Dans le cas du Jeu vidéo, si cet objet peut être utilisé pour entrer en lien et pour aider le patient à faire advenir quelque chose de lui-même, alors le psychologue s’y intéresse car il suppose que l’enfant ou l’adolescent ou encore l’adulte, ne va pas investir cet objet particulier par hasard. Donc l’intérêt du psychologue se fera toujours dans le cas d’une écoute de la singularité du rapport du sujet à sa souffrance personnelle. Le Jeu vidéo l’intéresse car il permet d’éclairer certains phénomènes qui ne sont pas observables directement. Tout comme la « matière psychique », la matière énigmatique de notre esprit, la « matière numérique » est elle aussi « virtuelle », impalpable directement mais transformable. Le psychologue ne se penche donc pas sur le Jeu vidéo en lui-même, en dehors d’une expérience avec le patient, mais il part toujours de ce que nous appelons « la clinique », c’est-à-dire ce qui ressort de la rencontre dans le « ici et le maintenant » avec le patient et de ce que ce dernier en dit et n’en dit pas.

Dans un cadre plus général, le clinicien s’intéresse aux effets de l’environnement sur la construction et l’évolution du psychisme humain et la manière dont il est progressivement malléabilisé, prétri et modelé par les intéractions, le contexte sociale, le discours qui le précède et le rapport aux premiers objets, puis leurs remaniements tout au long de la vie.

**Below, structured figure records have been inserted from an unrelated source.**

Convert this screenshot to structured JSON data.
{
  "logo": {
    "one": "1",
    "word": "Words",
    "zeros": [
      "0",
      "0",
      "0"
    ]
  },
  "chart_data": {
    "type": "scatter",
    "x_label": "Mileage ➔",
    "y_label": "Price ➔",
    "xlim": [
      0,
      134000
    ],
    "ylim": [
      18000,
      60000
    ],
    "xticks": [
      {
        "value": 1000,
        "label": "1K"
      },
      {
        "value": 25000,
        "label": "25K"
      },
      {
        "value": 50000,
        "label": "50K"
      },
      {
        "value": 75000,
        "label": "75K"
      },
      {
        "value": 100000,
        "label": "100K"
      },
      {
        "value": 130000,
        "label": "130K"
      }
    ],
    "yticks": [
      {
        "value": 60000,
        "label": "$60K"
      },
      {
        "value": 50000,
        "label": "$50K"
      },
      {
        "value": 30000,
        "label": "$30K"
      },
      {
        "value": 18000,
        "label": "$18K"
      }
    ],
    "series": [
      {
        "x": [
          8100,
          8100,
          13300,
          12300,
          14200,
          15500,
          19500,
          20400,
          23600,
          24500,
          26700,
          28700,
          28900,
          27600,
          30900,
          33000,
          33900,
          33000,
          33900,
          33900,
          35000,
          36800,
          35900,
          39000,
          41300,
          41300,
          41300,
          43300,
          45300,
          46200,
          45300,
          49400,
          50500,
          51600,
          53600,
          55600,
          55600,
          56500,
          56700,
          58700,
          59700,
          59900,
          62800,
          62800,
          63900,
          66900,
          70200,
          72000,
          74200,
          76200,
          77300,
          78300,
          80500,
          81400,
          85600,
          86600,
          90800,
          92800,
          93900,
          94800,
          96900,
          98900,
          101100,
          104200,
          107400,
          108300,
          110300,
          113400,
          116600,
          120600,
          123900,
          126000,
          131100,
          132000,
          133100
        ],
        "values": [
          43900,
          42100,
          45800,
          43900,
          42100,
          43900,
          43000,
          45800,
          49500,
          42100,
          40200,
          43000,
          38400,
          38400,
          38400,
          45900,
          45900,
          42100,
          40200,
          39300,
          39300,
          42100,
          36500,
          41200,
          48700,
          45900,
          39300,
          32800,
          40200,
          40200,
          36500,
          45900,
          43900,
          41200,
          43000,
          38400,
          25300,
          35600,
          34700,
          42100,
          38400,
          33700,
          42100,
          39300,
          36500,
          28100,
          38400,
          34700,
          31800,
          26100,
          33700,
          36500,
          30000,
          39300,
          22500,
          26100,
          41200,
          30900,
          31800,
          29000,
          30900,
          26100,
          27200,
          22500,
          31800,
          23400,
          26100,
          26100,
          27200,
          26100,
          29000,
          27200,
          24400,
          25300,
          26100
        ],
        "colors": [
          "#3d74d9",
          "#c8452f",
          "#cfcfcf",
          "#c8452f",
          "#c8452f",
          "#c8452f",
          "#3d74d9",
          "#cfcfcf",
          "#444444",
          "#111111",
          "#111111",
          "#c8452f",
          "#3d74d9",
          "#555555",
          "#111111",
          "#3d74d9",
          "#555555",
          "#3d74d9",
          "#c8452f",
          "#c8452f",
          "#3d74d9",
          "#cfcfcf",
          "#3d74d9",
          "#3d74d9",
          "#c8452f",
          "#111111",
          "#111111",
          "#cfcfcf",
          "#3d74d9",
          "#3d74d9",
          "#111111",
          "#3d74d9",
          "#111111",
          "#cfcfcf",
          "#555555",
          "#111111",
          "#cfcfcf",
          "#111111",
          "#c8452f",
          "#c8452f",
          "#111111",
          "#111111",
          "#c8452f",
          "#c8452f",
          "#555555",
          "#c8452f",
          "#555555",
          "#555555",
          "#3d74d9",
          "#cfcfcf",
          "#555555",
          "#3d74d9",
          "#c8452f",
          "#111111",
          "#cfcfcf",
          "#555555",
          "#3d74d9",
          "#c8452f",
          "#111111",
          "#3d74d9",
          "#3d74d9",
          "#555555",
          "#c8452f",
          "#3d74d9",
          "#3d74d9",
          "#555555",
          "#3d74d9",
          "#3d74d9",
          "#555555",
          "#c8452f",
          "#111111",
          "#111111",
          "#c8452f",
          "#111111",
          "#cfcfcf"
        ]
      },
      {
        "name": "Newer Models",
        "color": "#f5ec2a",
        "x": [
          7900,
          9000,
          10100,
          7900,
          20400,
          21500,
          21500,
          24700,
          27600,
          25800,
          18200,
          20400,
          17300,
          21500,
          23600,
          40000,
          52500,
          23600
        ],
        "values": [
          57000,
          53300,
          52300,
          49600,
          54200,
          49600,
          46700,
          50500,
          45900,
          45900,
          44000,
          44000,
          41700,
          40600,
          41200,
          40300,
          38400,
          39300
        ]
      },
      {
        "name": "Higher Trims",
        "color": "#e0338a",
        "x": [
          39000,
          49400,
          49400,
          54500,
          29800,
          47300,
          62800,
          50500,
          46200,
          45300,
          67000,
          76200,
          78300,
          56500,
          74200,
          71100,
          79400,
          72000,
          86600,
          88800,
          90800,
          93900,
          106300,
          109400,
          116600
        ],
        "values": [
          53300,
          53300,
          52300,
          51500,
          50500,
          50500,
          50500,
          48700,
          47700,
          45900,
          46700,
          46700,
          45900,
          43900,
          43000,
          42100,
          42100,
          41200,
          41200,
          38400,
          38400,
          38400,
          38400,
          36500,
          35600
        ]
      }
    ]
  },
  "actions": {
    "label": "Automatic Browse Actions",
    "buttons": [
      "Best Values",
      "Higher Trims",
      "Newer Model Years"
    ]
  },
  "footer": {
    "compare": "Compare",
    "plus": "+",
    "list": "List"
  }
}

Le développement rapide et la diffusion de masse des objets numériques conduit à de nouvelles manifestations de la souffrance. Le psychologue va donc naturellement s’y intéresser.

Par conséquent, il convient de rester prudent quant à l’appellation de « psychologue clinicien spécialisé dans le numérique ».

Une fois cette précision apportée, nous pouvons nous pencher sur le contenu de la question d’un « intérêt » pour le Jeu vidéo.

Pour revenir à votre question de départ, l’intérêt des psychologues pour ce type d’objet que sont les objets numériques est lié à un constat d’une inadéquation croissante des dispositifs habituellement proposés aux patients dans les institutions ou en cabinet privé. La Psychologie n’étant pas un dogme, les praticiens ont soucis de proposer des objets qui sont utilisés couramment par les êtres humains qu’ils rencontrent afin de faciliter l’expressivité et d’ouvrir une petite lucarne sur « comment ça se passe à l’intérieur ». Même si la recherche a fait des avancées tout à fait importantes notamment depuis les progrès réalisés au sujet de l’observation des bébés et des enfants en bas âge, nous ne savons pas grand-chose de la manière dont « fonctionne l’esprit » en direct. Récemment d’ailleurs, les recherches en neurosciences, qui bénéficient pourtant d’une position d’une, à piori, forte scientificité, ont modifié leur discours en disant qu’on suppose que le cerveau fonctionne d’une certaine façon. Mais les certitudes s’estompent au fur et à mesure que la recherche scientifique avance. Dans le cas du Jeu vidéo, celui-ci offre une perspective intéressante puisqu’il permet de proposer des formes, des figures, des contenus et des histoires qui peuvent venir faire écho à certains processus de fonctionnement psychique. Il offre également des propriétés qui sont singulières et qui le distinguent d’autres objets utilisés dans les rencontres thérapeutiques avec les patients.

Pour conclure sur cette question, nous pourrions dire que le psychologue clinicien qui s’intéresse au numérique y vient soit par expérience personnelle soit par la nécessité de comprendre les difficultés rencontrés par les patients.